In some instances, geometry is inside the view volume but still not visible. Imagine an automobile design application rendering a model of a car, in which the engine is modeled with complex geometry. The car body occludes the engine, so the application can gain performance by not rendering it. Because it's within the view volume, however, frustum culling alone is insufficient.

OpenGL provides the occlusion query feature for this situation, which appendix A, "Other Features," describes in brief. Note that occlusion queries return data to the application. This in itself can be the cause of performance problems. To avoid stalling the rendering pipe, issue occlusion queries during rendering, but obtain occlusion query results only at the end of the frame. Use the results when you render the next frame. This technique works well for frame- coherent applications, but for initial frames or sudden changes in views, your application will need to assume that everything is visible and issue a new set of queries for use in successive frames .

Another popular technique for optimizing occlusion queries is to arrange your geometry so that frames are rendered in front-to-back (or outside-to-inside) order. This maximizes the chance for occlusion to occur.



C.5. State Changes and Queries

In general, modern OpenGL graphics hardware performs optimally when processing an uninterrupted stream of geometry data. State changes interrupt this stream and cause delays in processing. In a worst-case scenario, applications make extensive state changes after every triangle, dramatically inhibiting performance.

Avoid unnecessary state changes with the following tips:

  • Group geometry that share a state. Group textured primitives when they share a texture to avoid redundant calls to glBindTexture () .

  • To restore several changed states efficiently , use glPushAttrib () and glPopAttrib () , and their client-side equivalents, glPushClientAttrib () and glPopClientAttrib () . OpenGL implementations typically optimize these routines so that they're extremely lightweight.

  • To restore only a small number of changed-state items efficiently, make explicit calls to change and restore the states. Restoring state explicitly requires that your application track current state or query OpenGL before changing state.
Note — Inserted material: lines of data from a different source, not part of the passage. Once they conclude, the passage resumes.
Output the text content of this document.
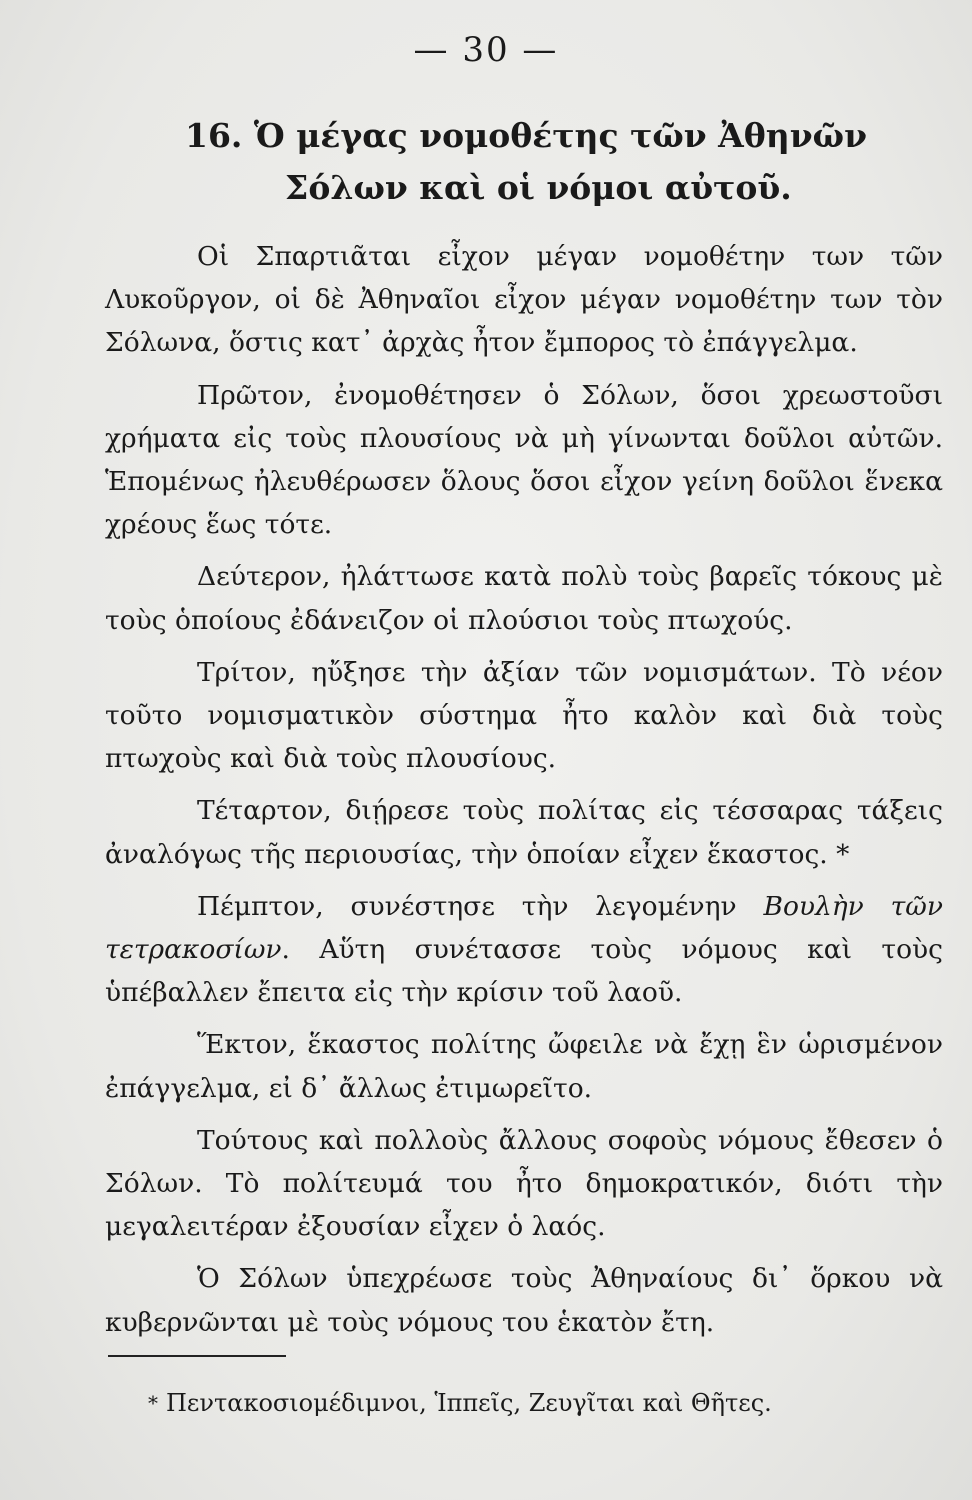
— 30 —
16. Ὁ μέγας νομοθέτης τῶν Ἀθηνῶν
Σόλων καὶ οἱ νόμοι αὐτοῦ.

Οἱ Σπαρτιᾶται εἶχον μέγαν νομοθέτην των τῶν Λυκοῦργον, οἱ δὲ Ἀθηναῖοι εἶχον μέγαν νομοθέτην των τὸν Σόλωνα, ὅστις κατ᾽ ἀρχὰς ἦτον ἔμπορος τὸ ἐπάγγελμα.

Πρῶτον, ἐνομοθέτησεν ὁ Σόλων, ὅσοι χρεωστοῦσι χρήματα εἰς τοὺς πλουσίους νὰ μὴ γίνωνται δοῦλοι αὐτῶν. Ἑπομένως ἠλευθέρωσεν ὅλους ὅσοι εἶχον γείνη δοῦλοι ἕνεκα χρέους ἕως τότε.

Δεύτερον, ἠλάττωσε κατὰ πολὺ τοὺς βαρεῖς τόκους μὲ τοὺς ὁποίους ἐδάνειζον οἱ πλούσιοι τοὺς πτωχούς.

Τρίτον, ηὔξησε τὴν ἀξίαν τῶν νομισμάτων. Τὸ νέον τοῦτο νομισματικὸν σύστημα ἦτο καλὸν καὶ διὰ τοὺς πτωχοὺς καὶ διὰ τοὺς πλουσίους.

Τέταρτον, διῄρεσε τοὺς πολίτας εἰς τέσσαρας τάξεις ἀναλόγως τῆς περιουσίας, τὴν ὁποίαν εἶχεν ἕκαστος. *

Πέμπτον, συνέστησε τὴν λεγομένην Βουλὴν τῶν τετρακοσίων. Αὕτη συνέτασσε τοὺς νόμους καὶ τοὺς ὑπέβαλλεν ἔπειτα εἰς τὴν κρίσιν τοῦ λαοῦ.

Ἕκτον, ἕκαστος πολίτης ὤφειλε νὰ ἔχῃ ἓν ὡρισμένον ἐπάγγελμα, εἰ δ᾽ ἄλλως ἐτιμωρεῖτο.

Τούτους καὶ πολλοὺς ἄλλους σοφοὺς νόμους ἔθεσεν ὁ Σόλων. Τὸ πολίτευμά του ἦτο δημοκρατικόν, διότι τὴν μεγαλειτέραν ἐξουσίαν εἶχεν ὁ λαός.

Ὁ Σόλων ὑπεχρέωσε τοὺς Ἀθηναίους δι᾽ ὅρκου νὰ κυβερνῶνται μὲ τοὺς νόμους του ἑκατὸν ἔτη.

* Πεντακοσιομέδιμνοι, Ἱππεῖς, Ζευγῖται καὶ Θῆτες.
Nonetheless, this can be more efficient than using the attribute stacks on some implementations.

  • Avoid setting state redundantly. Although most OpenGL implementations are optimized to do nothing in this case, it still costs at least a branch and usually a call through a function pointer.

  • Avoid switching between multiple rendering contexts. If your application uses multiple contexts, limit the number of context switches to as few as possible per frame.

Obviously, OpenGL implementations set state in the underlying graphics hardware, but they also keep a shadow copy of many state values in host RAM. Querying a state item stored in shadow state requires only a data copy and, therefore, is relatively inexpensive.

glIsEnabled () is generally lightweight, because enable state is almost always shadowed in host RAM. Some OpenGL implementations keep a shadow copy of the top of the matrix stacks, so getting the matrix usually is as cheap as copying 16 GLfloat s (or GLdouble s). Implementations don'tand shouldn'tshadow all state, however. For example, implementations optimally store texture maps generated from framebuffer data (using glCopyTexImage2D () ) only in graphics hardware RAM. Querying OpenGL to retrieve such a texture map (using glGetTexImage () ) requires a large data copy over the system bus.